Health & Medicine

First H6N1 Bird Flu Case Identified in Taiwanese Woman

Benita Matilda
First Posted: Nov 14, 2013 01:54 AM EST

The first human case of H6N1 bird flu has been identified in a 20-year-old Taiwanese woman, according to news reports.

Scientists are baffled at the appearance of this strain of bird flu in humans as it was earlier believed that H6N1 could not infect humans. Officials are calling for immediate identification of the flu strains in infected people before it spreads.

This case was reported in June by the officials but this is the first detailed report of the H6N1 patient.

The victim was admitted in May with flu like symptoms that included fever, cough and shortness of breath. She was treated with Tamiflu (oseltamivir) and since she responded well to the treatment she was released.

But when the doctors examined the reports of the throat swabs tested at Taiwan's Centres for Disease Control, they identified an unclassified subtype of influenza A virus. With the help of genome sequencing they soon concluded that the virus was of new avain origin called H6N1, similar to what is seen in chickens. This virus is commonly found in birds. This is the first human case of H6N1.

"A genetic analysis of the H6N1 virus identified in a 20-year-old woman shows a virus that has evolved the ability to target a receptor called SAα-2,6 found in the human upper respiratory tract, potentially enabling adaptation of the virus to human cells ", explains  Dr Ho-Sheng Wu from the Centres for Disease Control in Taiwan.
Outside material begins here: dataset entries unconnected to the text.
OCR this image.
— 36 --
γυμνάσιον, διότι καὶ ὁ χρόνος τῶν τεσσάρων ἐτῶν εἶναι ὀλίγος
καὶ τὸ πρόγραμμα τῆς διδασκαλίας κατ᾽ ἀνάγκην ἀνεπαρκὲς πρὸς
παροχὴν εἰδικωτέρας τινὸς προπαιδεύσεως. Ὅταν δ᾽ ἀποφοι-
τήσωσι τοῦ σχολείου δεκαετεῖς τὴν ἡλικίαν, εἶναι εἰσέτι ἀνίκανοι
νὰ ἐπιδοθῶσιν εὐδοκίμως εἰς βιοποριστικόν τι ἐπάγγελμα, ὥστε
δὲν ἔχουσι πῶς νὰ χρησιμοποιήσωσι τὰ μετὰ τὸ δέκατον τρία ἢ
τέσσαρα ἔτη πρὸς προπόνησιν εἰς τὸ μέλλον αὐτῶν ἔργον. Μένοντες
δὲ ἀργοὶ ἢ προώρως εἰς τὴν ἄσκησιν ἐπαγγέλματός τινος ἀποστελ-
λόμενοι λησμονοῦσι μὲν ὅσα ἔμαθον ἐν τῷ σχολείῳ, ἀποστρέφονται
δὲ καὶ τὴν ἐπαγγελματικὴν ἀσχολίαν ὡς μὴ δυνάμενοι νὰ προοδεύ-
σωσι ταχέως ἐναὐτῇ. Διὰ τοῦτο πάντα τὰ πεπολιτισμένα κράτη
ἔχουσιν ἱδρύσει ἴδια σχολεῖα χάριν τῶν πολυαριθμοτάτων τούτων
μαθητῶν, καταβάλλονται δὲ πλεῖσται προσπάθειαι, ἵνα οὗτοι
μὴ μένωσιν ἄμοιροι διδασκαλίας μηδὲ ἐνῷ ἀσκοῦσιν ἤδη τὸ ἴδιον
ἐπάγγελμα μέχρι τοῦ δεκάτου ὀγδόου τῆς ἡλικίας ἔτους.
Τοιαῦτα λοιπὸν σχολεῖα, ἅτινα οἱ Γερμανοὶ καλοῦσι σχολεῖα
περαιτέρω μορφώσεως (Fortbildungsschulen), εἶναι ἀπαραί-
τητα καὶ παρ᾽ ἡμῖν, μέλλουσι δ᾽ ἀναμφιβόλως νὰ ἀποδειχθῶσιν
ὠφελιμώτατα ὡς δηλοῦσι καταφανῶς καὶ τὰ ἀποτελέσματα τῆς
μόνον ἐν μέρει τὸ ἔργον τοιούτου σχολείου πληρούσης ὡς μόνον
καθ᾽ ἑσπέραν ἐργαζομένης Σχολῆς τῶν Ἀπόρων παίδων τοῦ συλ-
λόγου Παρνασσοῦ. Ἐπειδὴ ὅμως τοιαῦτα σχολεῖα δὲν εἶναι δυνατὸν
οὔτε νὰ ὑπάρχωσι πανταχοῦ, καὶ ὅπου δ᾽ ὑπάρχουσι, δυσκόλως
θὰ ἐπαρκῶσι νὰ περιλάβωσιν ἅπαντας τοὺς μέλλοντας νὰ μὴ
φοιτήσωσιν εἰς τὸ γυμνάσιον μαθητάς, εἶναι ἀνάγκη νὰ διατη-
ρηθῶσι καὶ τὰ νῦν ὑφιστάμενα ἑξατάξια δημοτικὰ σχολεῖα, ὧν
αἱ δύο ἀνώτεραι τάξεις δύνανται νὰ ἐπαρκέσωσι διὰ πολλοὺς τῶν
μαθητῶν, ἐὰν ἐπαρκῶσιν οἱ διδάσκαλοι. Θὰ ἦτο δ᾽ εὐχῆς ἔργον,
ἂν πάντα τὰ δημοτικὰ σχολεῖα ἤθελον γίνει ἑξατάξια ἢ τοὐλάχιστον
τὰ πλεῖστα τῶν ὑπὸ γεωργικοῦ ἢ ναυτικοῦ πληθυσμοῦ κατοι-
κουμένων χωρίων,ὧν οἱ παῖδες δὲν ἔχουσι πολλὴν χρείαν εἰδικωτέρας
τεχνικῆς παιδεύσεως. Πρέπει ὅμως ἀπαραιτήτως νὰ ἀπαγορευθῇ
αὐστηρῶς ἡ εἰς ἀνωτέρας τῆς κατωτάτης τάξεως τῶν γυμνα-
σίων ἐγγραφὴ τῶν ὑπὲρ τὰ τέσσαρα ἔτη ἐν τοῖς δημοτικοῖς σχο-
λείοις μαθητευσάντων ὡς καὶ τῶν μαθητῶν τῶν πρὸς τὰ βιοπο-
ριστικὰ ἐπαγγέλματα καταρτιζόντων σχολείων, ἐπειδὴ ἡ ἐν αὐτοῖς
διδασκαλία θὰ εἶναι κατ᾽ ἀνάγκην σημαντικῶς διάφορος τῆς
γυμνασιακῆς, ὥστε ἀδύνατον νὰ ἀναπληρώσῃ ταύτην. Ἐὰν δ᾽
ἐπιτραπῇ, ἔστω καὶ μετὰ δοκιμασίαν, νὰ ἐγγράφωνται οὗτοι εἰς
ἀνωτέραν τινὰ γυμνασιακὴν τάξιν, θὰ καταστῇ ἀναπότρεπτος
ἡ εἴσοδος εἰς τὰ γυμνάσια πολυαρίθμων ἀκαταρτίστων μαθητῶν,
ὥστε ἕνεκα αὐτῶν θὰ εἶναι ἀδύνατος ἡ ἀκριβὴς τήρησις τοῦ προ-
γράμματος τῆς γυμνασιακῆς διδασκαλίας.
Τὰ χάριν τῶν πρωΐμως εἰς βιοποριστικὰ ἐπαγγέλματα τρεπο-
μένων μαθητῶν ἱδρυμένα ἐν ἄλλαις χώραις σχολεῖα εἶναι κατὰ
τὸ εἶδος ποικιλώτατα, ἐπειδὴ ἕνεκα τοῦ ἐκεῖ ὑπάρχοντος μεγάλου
The scientists have no strong evidence that the flu strain H6N1 can spread between humans. The time when the woman was identified with the virus H6N1, there were other 125 cases of flu reported in Taiwan but none of them were caused by H6N1. Apart from this, the researchers also identified 36 other people who had come in contact with the patient after she contracted the virus, but none of them tested positive for the H6N1 flu strain, reports LiveScience.

The young woman was working in a deli and has no direct contact with live birds. So the researchers are unable to decode the mystery of how the woman became infected with the virus.

 It was in 1996 when the first bird flu strain H5N1 triggered a pandemic in China. Since then the progress of the virus has been under constant watch. It has caused around 360 deaths worldwide. Later in April of this year, the latest infection of H7N9 bird flu virus was reported in China that sickened 139 people and killed 45, reports the World Health Organization.

The researchers are conducting further investigations to identify the potential threat the emerging virus can have. They are also trying to understand the spread of this virus from animals to people.

The study will be documented in the Nov. 14 issue of the journal The Lancet Respiratory Medicine.